Icon fonts make it simple to work with designs

With an icon font the designers and the developers have the same flexible asset. Pick the font, paste in the relevant glyph and the size you set the asset in the graphics editor is the size it will end up in the code. Let me re-iterate that point as it’s an amazing benefit of using an icon font. Icomoon has a beautiful feature and I’ll provide a direct quote here from their docs that explains this:

The IcoMoon app aligns the top of the icon canvas to the ascender line and its bottom to the descender line of the font. Using this technique, the size of your font will directly translate to the size of the icon. For example, if you set your font-size in CSS to be 16px, you will get a 16px icon. This method was first introduced by IcoMoon.

So, inside your OS, you install the icon font as you would any other font. In Sketch/Illustrator you select the font, paste in the relevant glyph and size it with text controls as you would any font. That size is a 1:1 of what you will get via CSS in HTML. Size of the shopping basket icon 16px in Sketch/Illustrator? Set it to 16px in your CSS and it will render the same size. Exactly.

It’s not that’s there’s anything wrong with SVG in the HTML for similar utility. It’s just more limiting and you need a shim script to get the solution working well with IE.

PUA and accessibility

Much has been made about the accessibility problems of icon fonts. For the manner in which I apply icon fonts, I don’t believe this is relevant. If you are using an icon font using the private use area of Unicode, starting at a range of e600 (again, IcoMoon has this covered and starts your font at that number by default), screen readers do nothing with it; more simply they don’t attempt to read the glyph. I’m yet to find any evidence of a screen reader reading a unicode number in this range.

Furthermore, I’m using the icon font glyphs as a visual enhancement to something. Therefore, whether the icon appears or not – it is not essential for the use of the interface – you can see this approach in the header icons of this very site.

Using icon fonts in this manner is simple, this is what the PUA looks like in the content value:

.thing {
    /*Other Code*/
    &:before {
        content: "\e600";
        font-size: 1rem;
    }
}

More from the wonderful documentation of IcoMoon:

Some screen readers (such as Apple’s VoiceOver), read the content inside pseudo elements. When you assign single characters to your icons, you wouldn’t want the screen reader to read these characters. By using PUA code points for your glyphs, you can prevent this problem.

So, as far as I am concerned, icon fonts are not a hack. The private use area of Unicode is expressly for custom glyphs. Icon fonts are custom glyphs. Why is this being called a hack?
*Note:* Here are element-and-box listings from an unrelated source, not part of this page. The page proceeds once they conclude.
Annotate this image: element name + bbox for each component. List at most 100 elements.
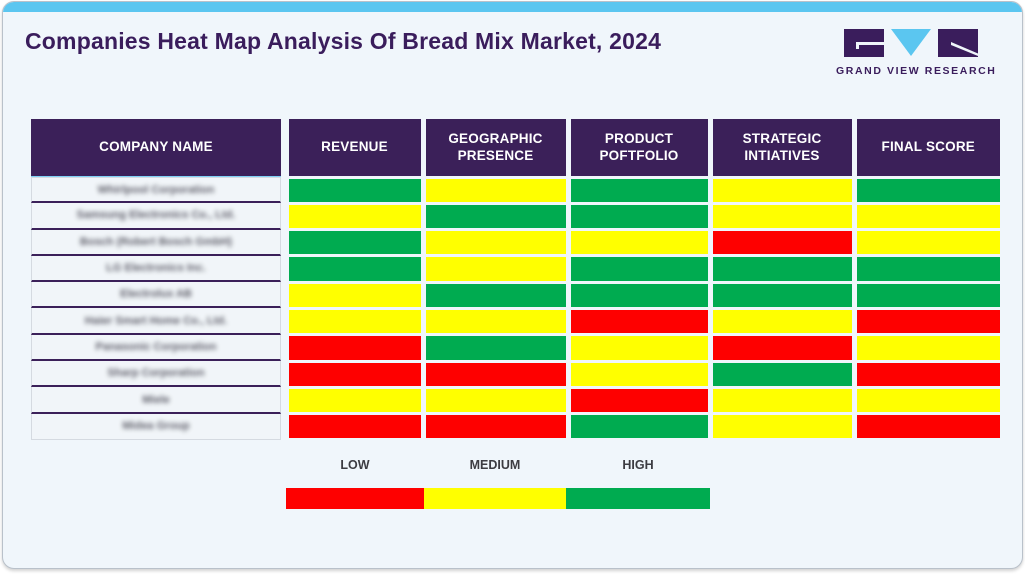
table-row: Whirlpool Corporation <box>31 177 1000 204</box>
brand-name: GRAND VIEW RESEARCH <box>836 65 997 77</box>
company-name: Electrolux AB <box>120 288 192 301</box>
heat-cell <box>286 335 423 361</box>
heat-cell-low <box>712 231 852 255</box>
company-cell: Sharp Corporation <box>31 361 281 388</box>
heat-cell <box>286 282 423 308</box>
heat-cell-high <box>425 204 566 229</box>
heat-cell-high <box>856 178 1000 202</box>
table-row: Haier Smart Home Co., Ltd. <box>31 308 1000 335</box>
company-cell: Haier Smart Home Co., Ltd. <box>31 308 281 335</box>
heat-cell-high <box>288 178 421 202</box>
heat-cell <box>423 256 568 282</box>
heat-cell <box>854 387 1000 413</box>
heat-cell-low <box>712 336 852 360</box>
heat-cell <box>854 230 1000 256</box>
company-name: Samsung Electronics Co., Ltd. <box>76 209 236 222</box>
heat-cell-medium <box>856 336 1000 360</box>
heat-cell-medium <box>288 283 421 307</box>
heat-cell <box>568 308 710 334</box>
logo-g-icon <box>844 29 884 57</box>
heat-cell-high <box>712 362 852 386</box>
company-name: Haier Smart Home Co., Ltd. <box>84 314 228 327</box>
heat-cell <box>423 177 568 203</box>
heat-cell-medium <box>856 231 1000 255</box>
heat-cell <box>854 361 1000 387</box>
heat-cell <box>568 203 710 229</box>
column-header-final-score: FINAL SCORE <box>854 119 1000 176</box>
heat-cell-high <box>425 336 566 360</box>
heat-cell <box>854 282 1000 308</box>
table-header: COMPANY NAME REVENUE GEOGRAPHIC PRESENCE… <box>31 119 1000 179</box>
heat-cell <box>286 256 423 282</box>
table-row: Midea Group <box>31 413 1000 440</box>
heat-cell <box>710 414 854 440</box>
table-row: Electrolux AB <box>31 282 1000 309</box>
heat-cell-medium <box>570 336 708 360</box>
heat-cell-medium <box>425 257 566 281</box>
heat-cell-high <box>856 257 1000 281</box>
heat-cell-high <box>570 257 708 281</box>
heat-cell <box>286 203 423 229</box>
legend-segment-medium <box>424 488 566 509</box>
heat-cell <box>286 230 423 256</box>
heat-cell <box>710 361 854 387</box>
heat-cell-high <box>712 283 852 307</box>
heat-cell <box>568 361 710 387</box>
column-header-company: COMPANY NAME <box>31 119 286 179</box>
heat-cell-low <box>425 415 566 439</box>
heat-cell-medium <box>288 309 421 334</box>
heatmap-table: COMPANY NAME REVENUE GEOGRAPHIC PRESENCE… <box>31 119 1000 440</box>
logo-marks <box>836 29 986 59</box>
heat-cell <box>423 203 568 229</box>
heat-cell-high <box>856 283 1000 307</box>
heat-cell-medium <box>712 388 852 413</box>
heat-cell-low <box>425 362 566 386</box>
table-body: Whirlpool Corporation Samsung Electronic… <box>31 177 1000 440</box>
page-title: Companies Heat Map Analysis Of Bread Mix… <box>25 28 662 54</box>
heat-cell <box>710 308 854 334</box>
heat-cell-low <box>288 362 421 386</box>
heat-cell <box>568 414 710 440</box>
heat-cell-medium <box>288 204 421 229</box>
heat-cell-medium <box>712 309 852 334</box>
heat-cell <box>423 308 568 334</box>
logo-r-icon <box>938 29 978 57</box>
logo-v-icon <box>891 29 931 56</box>
legend: LOW MEDIUM HIGH <box>286 458 710 509</box>
heat-cell <box>710 203 854 229</box>
heat-cell-medium <box>288 388 421 413</box>
heat-cell <box>710 282 854 308</box>
heat-cell-medium <box>425 388 566 413</box>
table-row: Panasonic Corporation <box>31 334 1000 362</box>
heat-cell-high <box>570 204 708 229</box>
heat-cell <box>423 282 568 308</box>
heat-cell <box>568 177 710 203</box>
heat-cell-low <box>570 388 708 413</box>
heat-cell-medium <box>712 415 852 439</box>
company-name: Bosch (Robert Bosch GmbH) <box>79 235 233 248</box>
heat-cell <box>854 308 1000 334</box>
heat-cell-low <box>288 415 421 439</box>
heat-cell-low <box>856 309 1000 334</box>
heat-cell <box>854 177 1000 203</box>
legend-bar <box>286 488 710 509</box>
company-cell: Panasonic Corporation <box>31 334 281 362</box>
legend-segment-low <box>286 488 424 509</box>
heat-cell-medium <box>712 178 852 202</box>
heat-cell-low <box>288 336 421 360</box>
heat-cell-low <box>856 362 1000 386</box>
heat-cell-medium <box>856 204 1000 229</box>
heat-cell-medium <box>425 231 566 255</box>
heat-cell-medium <box>425 309 566 334</box>
heat-cell <box>568 282 710 308</box>
heat-cell <box>286 361 423 387</box>
heat-cell <box>854 203 1000 229</box>
heat-cell-high <box>425 283 566 307</box>
table-row: Samsung Electronics Co., Ltd. <box>31 203 1000 230</box>
column-header-strategic-initiatives: STRATEGIC INTIATIVES <box>710 119 854 176</box>
legend-labels: LOW MEDIUM HIGH <box>286 458 710 472</box>
column-header-product-portfolio: PRODUCT POFTFOLIO <box>568 119 710 176</box>
heat-cell <box>710 230 854 256</box>
heat-cell-medium <box>856 388 1000 413</box>
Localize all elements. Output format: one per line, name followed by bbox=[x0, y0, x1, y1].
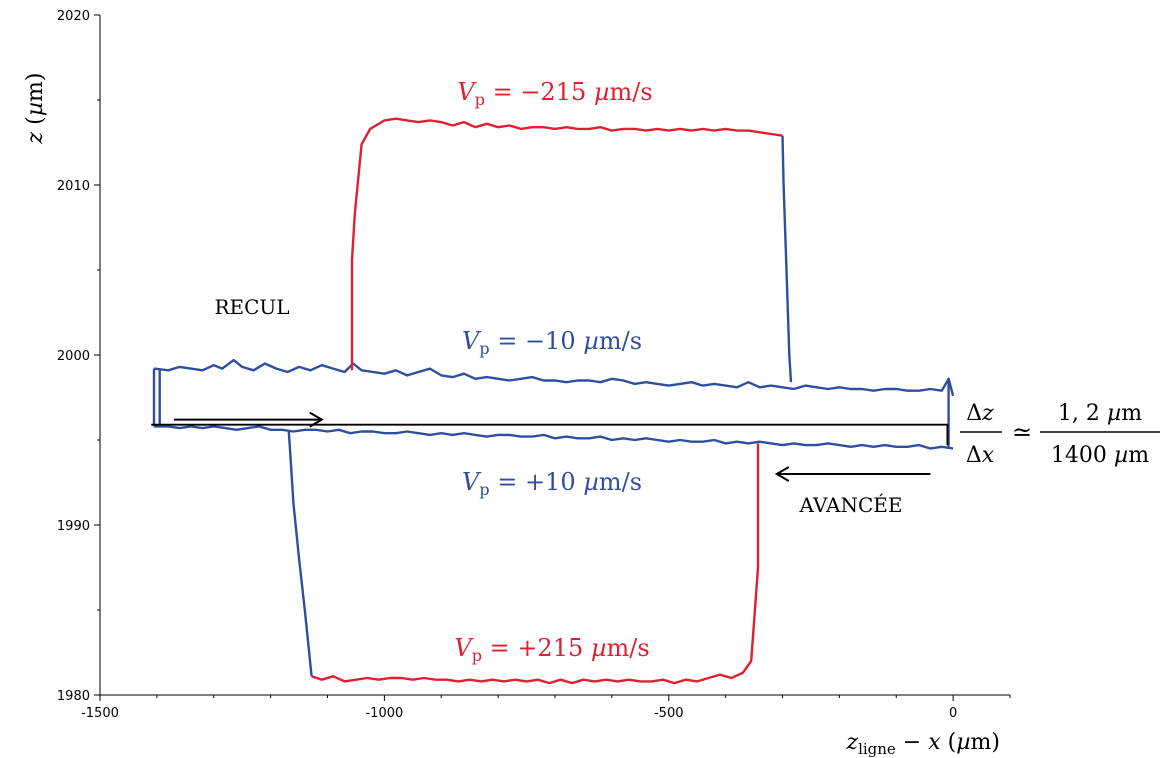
svg-text:1400 µm: 1400 µm bbox=[1051, 443, 1149, 468]
series-line-2 bbox=[350, 117, 783, 371]
y-tick-label: 2010 bbox=[57, 179, 90, 194]
series-line-4 bbox=[311, 443, 760, 685]
x-tick-label: -500 bbox=[654, 706, 684, 721]
axes: -1500 -1000 -500 0 1980 1990 2000 2010 2020 bbox=[57, 9, 1011, 721]
svg-text:Δz: Δz bbox=[966, 401, 994, 426]
y-tick-label: 1980 bbox=[57, 689, 90, 704]
slope-formula: Δz Δx ≃ 1, 2 µm 1400 µm bbox=[960, 401, 1160, 468]
recul-arrow-head bbox=[309, 411, 324, 428]
label-vp-plus-10: Vp = +10 µm/s bbox=[462, 468, 642, 499]
series-line-0 bbox=[153, 358, 955, 397]
x-tick-label: -1000 bbox=[365, 706, 403, 721]
label-vp-plus-215: Vp = +215 µm/s bbox=[454, 634, 649, 665]
label-recul: RECUL bbox=[214, 295, 289, 319]
x-tick-label: 0 bbox=[949, 706, 957, 721]
x-tick-label: -1500 bbox=[81, 706, 119, 721]
svg-text:Δx: Δx bbox=[966, 443, 995, 468]
svg-text:≃: ≃ bbox=[1012, 418, 1032, 446]
x-axis-label: zligne − x (µm) bbox=[845, 730, 1000, 758]
avancee-arrow-head bbox=[774, 466, 790, 482]
y-tick-label: 2000 bbox=[57, 349, 90, 364]
y-tick-label: 1990 bbox=[57, 519, 90, 534]
series-line-3 bbox=[781, 135, 793, 383]
series-line-9 bbox=[151, 423, 949, 446]
series-line-1 bbox=[154, 425, 954, 450]
y-tick-label: 2020 bbox=[57, 9, 90, 24]
series-group bbox=[151, 117, 955, 685]
svg-text:1, 2 µm: 1, 2 µm bbox=[1058, 401, 1142, 426]
series-line-5 bbox=[287, 431, 313, 677]
y-axis-label: z (µm) bbox=[23, 73, 48, 145]
annotations bbox=[173, 411, 931, 482]
label-vp-minus-215: Vp = −215 µm/s bbox=[457, 78, 652, 109]
label-avancee: AVANCÉE bbox=[799, 493, 903, 517]
label-vp-minus-10: Vp = −10 µm/s bbox=[462, 327, 642, 358]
To me it is a text book use case of PUA.

Bonus points for Icon Fonts

With nothing but CSS, you can have text shadows, transition colours, perfect alignment with surrounding text and what’s more the visuals stay out of the DOM. Presentation stays in the presentation layer; the CSS. I’ll level with you though – I don’t actually care that much either way but it might be preferable for you.

Pages render faster with icon fonts

Back in May of this year, Parashuram N did some excellent testing on the comparative speed of SVG and icon fonts. Here’s a headline:

The frame rates were best for Font Icons (sic) and worst for inline SVGs, when measured using request animation frame, and using tracing benchmarks.

These things are always changing. Browsers update, techniques improve but I’ve not seen any data more recently to counter this data. If render speed is a priority, icon fonts are likely a better choice than inline SVGs.

Summary

There are occasions when SVGs in backgrounds are the best choice, there are times when SVGs inline are the best choice. Equally there are times when an icon font could be the best choice. Don’t avoid techniques wholesale. Understand the advantages and disadvantages of a technique fully. Appraise the merits of a technique relevant to your situation and employ said techniques when they are relevant and beneficial.